I believe your problem is your loss function/metrics. If most patients do not have any tumor, and the accuracy or jaccard distance equally regard both classes, your model will return high values of accuracy and low values of jaccard index by simpy saying everything is backgorund/healthy. You can check this by you implement a custom loss that always returns the class label for background and compare it to your current results.
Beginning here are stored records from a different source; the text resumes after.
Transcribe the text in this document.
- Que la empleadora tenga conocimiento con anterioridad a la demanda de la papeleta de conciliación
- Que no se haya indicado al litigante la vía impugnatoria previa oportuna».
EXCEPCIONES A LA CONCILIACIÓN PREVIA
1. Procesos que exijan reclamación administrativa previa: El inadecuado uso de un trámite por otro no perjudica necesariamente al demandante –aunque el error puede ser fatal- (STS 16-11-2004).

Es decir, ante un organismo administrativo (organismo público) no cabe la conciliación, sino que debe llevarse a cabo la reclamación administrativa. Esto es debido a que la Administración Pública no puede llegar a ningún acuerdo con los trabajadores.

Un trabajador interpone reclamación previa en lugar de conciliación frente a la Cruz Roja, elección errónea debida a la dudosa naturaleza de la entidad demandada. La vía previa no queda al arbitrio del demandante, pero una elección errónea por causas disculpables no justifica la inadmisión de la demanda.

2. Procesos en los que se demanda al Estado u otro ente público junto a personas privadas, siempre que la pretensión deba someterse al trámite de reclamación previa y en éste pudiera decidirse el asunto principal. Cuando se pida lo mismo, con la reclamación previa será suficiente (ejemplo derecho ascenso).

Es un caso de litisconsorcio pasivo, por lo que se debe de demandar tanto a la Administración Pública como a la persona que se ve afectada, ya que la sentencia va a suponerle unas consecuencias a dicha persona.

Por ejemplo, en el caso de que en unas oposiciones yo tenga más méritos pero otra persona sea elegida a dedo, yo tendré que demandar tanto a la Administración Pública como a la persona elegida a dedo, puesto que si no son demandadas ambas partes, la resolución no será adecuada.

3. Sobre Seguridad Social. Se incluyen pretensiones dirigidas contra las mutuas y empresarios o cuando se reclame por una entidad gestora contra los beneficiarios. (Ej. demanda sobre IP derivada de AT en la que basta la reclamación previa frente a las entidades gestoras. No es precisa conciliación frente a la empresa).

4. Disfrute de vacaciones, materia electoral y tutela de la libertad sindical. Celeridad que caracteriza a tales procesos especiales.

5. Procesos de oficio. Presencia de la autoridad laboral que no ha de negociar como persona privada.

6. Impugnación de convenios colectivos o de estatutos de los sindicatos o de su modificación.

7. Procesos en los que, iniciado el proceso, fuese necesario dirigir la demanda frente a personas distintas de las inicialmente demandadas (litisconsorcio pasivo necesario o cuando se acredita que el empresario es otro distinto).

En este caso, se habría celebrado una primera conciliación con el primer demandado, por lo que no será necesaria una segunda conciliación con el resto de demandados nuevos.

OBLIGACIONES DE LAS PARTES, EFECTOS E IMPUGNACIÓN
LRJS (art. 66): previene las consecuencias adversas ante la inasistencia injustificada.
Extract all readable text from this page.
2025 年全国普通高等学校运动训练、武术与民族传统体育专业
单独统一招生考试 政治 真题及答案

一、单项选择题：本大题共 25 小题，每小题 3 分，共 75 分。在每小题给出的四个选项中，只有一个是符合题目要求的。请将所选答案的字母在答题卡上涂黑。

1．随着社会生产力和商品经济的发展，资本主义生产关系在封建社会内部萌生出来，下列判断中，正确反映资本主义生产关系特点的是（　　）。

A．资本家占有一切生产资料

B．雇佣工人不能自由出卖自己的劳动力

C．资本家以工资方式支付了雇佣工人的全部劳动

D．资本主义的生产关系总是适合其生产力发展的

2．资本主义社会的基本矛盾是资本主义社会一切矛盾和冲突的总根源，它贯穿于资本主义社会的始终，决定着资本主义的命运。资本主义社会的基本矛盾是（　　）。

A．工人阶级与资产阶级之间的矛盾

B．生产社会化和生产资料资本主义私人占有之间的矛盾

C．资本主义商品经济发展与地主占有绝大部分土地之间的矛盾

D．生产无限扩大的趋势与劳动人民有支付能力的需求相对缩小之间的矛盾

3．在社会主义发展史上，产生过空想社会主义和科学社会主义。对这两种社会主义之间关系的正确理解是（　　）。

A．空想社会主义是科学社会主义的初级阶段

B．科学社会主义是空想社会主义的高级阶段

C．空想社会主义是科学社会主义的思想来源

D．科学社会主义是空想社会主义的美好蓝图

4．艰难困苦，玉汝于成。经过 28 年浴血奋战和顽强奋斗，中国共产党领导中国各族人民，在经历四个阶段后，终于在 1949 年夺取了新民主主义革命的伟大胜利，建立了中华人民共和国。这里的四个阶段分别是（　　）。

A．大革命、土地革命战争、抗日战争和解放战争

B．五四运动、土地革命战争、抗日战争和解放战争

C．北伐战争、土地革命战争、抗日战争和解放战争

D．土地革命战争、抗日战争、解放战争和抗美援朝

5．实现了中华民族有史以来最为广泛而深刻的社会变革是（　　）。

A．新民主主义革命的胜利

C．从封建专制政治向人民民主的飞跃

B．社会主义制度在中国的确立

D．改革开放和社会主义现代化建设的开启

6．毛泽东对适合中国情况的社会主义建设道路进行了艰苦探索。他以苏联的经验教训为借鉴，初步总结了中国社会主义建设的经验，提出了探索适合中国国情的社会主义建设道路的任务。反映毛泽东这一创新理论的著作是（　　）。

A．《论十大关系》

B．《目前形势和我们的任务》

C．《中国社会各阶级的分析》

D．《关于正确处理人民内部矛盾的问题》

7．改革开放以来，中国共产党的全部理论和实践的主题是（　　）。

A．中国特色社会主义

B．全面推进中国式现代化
To solve your problem implement something like a jaccard distance that gives lower weight to the background. An overview of different metrics that may be more suitable than accuracy can be found here.
Also, maybe I didn’t understand the dataset, but shouldn’t you segment different kinds of tumors and therefore use categorical instead of binary classification?